Face à cette situation préoccupante, le pouvoir en place ne semble pas prêt à réformer profondément sa gouvernance désastreuse et autoritaire, pendant que certaines franges de l’opposition se montrent très complaisantes à son endroit, fermant les yeux sur des abus de pouvoir manifestes.
L’impasse, dans laquelle se trouve notre pays, s’explique largement par le refus de Macky Sall et de ses alliés d’appliquer les conclusions pertinentes des Assises Nationales. Lesquelles découlaient d’un diagnostic minutieux de la situation politique de notre pays, qui ne pourra sortir de l’ornière que si les tenants du pouvoir acceptent de revenir à l’esprit de la charte de gouvernance démocratique, qui permet de garantir l’équilibre et la séparation des pouvoirs.
Il s’agira, en premier lieu, de mettre un terme à l’hypertrophie de l’institution incarnée par le président de la république et de séparer la fonction présidentielle de celle de chef de parti.
Il faudra aussi procéder à une réforme pertinente du code électoral (suppression du parrainage, réforme du mode de scrutin aux élections locales et législatives, pour rendre les élus plus indépendants) et mettre en place une haute autorité de la démocratie. Cette dernière sera chargée de veiller à l’adoption de critères pertinents de création des partis politiques et à la promotion de la participation citoyenne et du suivi du processus électoral.
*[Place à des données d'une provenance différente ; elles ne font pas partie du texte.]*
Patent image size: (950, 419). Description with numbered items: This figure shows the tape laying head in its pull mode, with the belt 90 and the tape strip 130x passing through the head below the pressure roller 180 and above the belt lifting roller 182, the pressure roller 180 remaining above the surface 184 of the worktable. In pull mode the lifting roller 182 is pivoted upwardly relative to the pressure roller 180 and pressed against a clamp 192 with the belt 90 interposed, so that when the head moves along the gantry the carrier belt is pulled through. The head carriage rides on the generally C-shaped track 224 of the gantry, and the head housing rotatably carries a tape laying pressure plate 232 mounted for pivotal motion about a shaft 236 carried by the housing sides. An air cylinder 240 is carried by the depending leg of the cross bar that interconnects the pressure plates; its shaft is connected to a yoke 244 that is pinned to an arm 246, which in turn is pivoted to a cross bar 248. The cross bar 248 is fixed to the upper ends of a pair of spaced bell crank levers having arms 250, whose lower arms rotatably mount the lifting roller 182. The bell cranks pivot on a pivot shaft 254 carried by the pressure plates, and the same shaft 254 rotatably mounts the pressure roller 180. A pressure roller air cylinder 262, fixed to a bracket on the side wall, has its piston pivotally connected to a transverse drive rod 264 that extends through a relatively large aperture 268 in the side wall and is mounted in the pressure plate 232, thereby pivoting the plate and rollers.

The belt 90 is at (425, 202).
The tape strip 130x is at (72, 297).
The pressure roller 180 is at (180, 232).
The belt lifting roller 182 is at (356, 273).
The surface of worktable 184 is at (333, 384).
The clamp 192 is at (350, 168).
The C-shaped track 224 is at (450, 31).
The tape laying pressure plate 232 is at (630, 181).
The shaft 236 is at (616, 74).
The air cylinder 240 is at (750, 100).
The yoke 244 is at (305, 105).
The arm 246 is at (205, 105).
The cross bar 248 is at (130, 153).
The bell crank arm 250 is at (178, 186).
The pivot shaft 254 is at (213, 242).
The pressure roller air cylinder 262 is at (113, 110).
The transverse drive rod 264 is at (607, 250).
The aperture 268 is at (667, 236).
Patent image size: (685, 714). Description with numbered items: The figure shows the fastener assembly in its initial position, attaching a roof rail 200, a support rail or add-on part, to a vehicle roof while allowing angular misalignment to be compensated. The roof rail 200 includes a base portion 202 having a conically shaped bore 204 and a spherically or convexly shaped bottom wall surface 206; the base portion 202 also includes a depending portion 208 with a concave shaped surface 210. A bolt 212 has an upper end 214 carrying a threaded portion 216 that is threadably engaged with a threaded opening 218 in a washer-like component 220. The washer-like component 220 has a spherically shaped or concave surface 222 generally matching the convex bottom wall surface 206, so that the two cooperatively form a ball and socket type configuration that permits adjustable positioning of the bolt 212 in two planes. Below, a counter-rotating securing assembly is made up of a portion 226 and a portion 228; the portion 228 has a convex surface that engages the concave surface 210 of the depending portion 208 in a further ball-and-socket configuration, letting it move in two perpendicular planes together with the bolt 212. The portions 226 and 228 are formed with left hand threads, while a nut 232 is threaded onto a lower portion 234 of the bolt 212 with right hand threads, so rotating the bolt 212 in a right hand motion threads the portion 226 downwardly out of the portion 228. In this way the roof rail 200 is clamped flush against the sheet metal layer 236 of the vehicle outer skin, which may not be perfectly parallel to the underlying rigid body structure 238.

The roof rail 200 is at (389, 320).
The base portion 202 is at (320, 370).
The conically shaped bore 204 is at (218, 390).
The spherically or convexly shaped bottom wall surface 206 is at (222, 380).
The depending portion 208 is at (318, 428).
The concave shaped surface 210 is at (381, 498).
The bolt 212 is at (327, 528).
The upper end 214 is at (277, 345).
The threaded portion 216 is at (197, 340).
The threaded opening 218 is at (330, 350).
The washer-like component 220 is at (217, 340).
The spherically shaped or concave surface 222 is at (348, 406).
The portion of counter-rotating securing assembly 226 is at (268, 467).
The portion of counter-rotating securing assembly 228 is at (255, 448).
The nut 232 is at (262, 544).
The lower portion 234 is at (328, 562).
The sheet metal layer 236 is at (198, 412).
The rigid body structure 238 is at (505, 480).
Le pouvoir judiciaire doit s’émanciper de la tutelle de l’Exécutif, particulièrement, de celle du président de la République.
Enfin, les finances publiques comme l’ensemble de l’économie doivent être gérées au profit des masses populaires, sans arrière-pensées politiciennes et électoralistes ni soumission aux injonctions des officines financières internationales.
Il s’agira, en un mot, de réhabiliter le projet de constitution de la CNRI, si on veut que le dialogue national, se replace dans l’esprit des Assises nationales et connaisse un succès éclatant.